Du 10 février au 22 avril 2023, la galerie Clavé Fine Art réunit, pour la première fois et dans une même exposition trois artistes phares du XXe siècle : César, Antoni Clavé et Germaine Richier. À travers un accrochage regroupant peintures, œuvres sur papier, gravures et sculptures, Clavé Fine Art présente l’étendue des liens artistiques et amicaux qui existaient entre ces trois plasticiens, rappelle leurs influences communes (Picasso, Gonzalez, et Giacometti) et confronte leurs approches distinctes de la création.

/// Lolita Fragneau

Ce qui rassemble ces trois artistes, c’est d’abord le lieu. Le XIVe arrondissement de Paris se déploie comme un centre névralgique artistique qui mêle les différents ateliers. La galerie se tient au 10 bis rue Roger, endroit qui a vu naître certaines œuvres phares de César, à seulement quelques mètres du 36 avenue Jean Moulin, lieu de travail de Germaine Richier. Non loin de là, au 4 rue de Châtillon, Antoni Clavé vécut pendant plusieurs années, restant proche de ses deux amis. A partir de ce constat, c’est « plus qu’un quartier commun, c’est l’histoire d’une amitié au cœur du XIVe arrondissement. Les souvenirs du Montparnasse d’après-guerre, les souvenirs de l’atelier. Eux qui y passaient la plus grande partie de leur temps, chacun dans son « antre », à travailler, inventer, s’amuser, créer. »
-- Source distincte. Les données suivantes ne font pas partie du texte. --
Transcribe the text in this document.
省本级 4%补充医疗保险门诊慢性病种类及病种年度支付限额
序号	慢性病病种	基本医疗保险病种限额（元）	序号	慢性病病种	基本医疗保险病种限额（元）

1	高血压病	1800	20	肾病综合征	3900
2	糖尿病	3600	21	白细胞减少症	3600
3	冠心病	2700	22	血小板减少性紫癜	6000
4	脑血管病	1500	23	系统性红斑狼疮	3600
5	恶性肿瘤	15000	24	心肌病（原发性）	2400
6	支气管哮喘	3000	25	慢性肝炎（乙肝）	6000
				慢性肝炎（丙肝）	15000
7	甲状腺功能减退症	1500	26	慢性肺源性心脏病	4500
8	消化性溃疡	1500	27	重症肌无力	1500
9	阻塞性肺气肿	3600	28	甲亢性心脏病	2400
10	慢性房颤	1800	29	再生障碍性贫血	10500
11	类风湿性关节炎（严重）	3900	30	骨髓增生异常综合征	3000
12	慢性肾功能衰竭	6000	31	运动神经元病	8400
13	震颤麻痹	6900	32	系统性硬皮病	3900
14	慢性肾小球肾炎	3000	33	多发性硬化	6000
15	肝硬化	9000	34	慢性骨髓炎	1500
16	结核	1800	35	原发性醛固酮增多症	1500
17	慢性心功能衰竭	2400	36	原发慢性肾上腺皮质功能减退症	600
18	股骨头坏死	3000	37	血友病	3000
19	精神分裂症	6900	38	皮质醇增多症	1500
César, Nu assis, 1956, Bronze soudé, fondeur Barelier, 104 x 48 x 52 cm

Les œuvres exposées de César – célèbre sculpteur français – parfois figuratives, parfois abstraites, sont très loin de son immensément célèbre Pouce. Ses sculptures de corps nus font un écho intéressant aux esquisses corporelles de Germaine Richier, celle qu’on surnommait « L’Ouragane », ou ses propres sculptures représentants des hommes en pleine action ou des couples rassemblés. Antoni Clavé, qui n’est « pas sculpteur au sens traditionnel du terme » mais plutôt « un assembleur », s’éloigne davantage de ses camarades même s’il garde toujours le travail de César en tête : ses « assemblages » sont beaucoup plus abstraits et ses médiums changeants. Finalement, ce qui marque l’intérêt pour ces trois artistes, c’est que chacun d’entre eux traduit « à sa manière leur perception de l’esprit du temps et de la situation du monde ».

Aude Hendgen, responsable des Archives Antoni Clavé, rappelle que « la matière, assemblée par Clavé et César, tout comme lorsqu’elle est modelée par Germaine Richier, est au cœur de leur libération des assujettissements naturalistes. C’est l’un des points communs qui ressort de cette triple exposition […]. Germaine Richier la métamorphose et l’hybride, Antoni Clavé l’assemble dans toute sa diversité, César la dompte et la compresse. »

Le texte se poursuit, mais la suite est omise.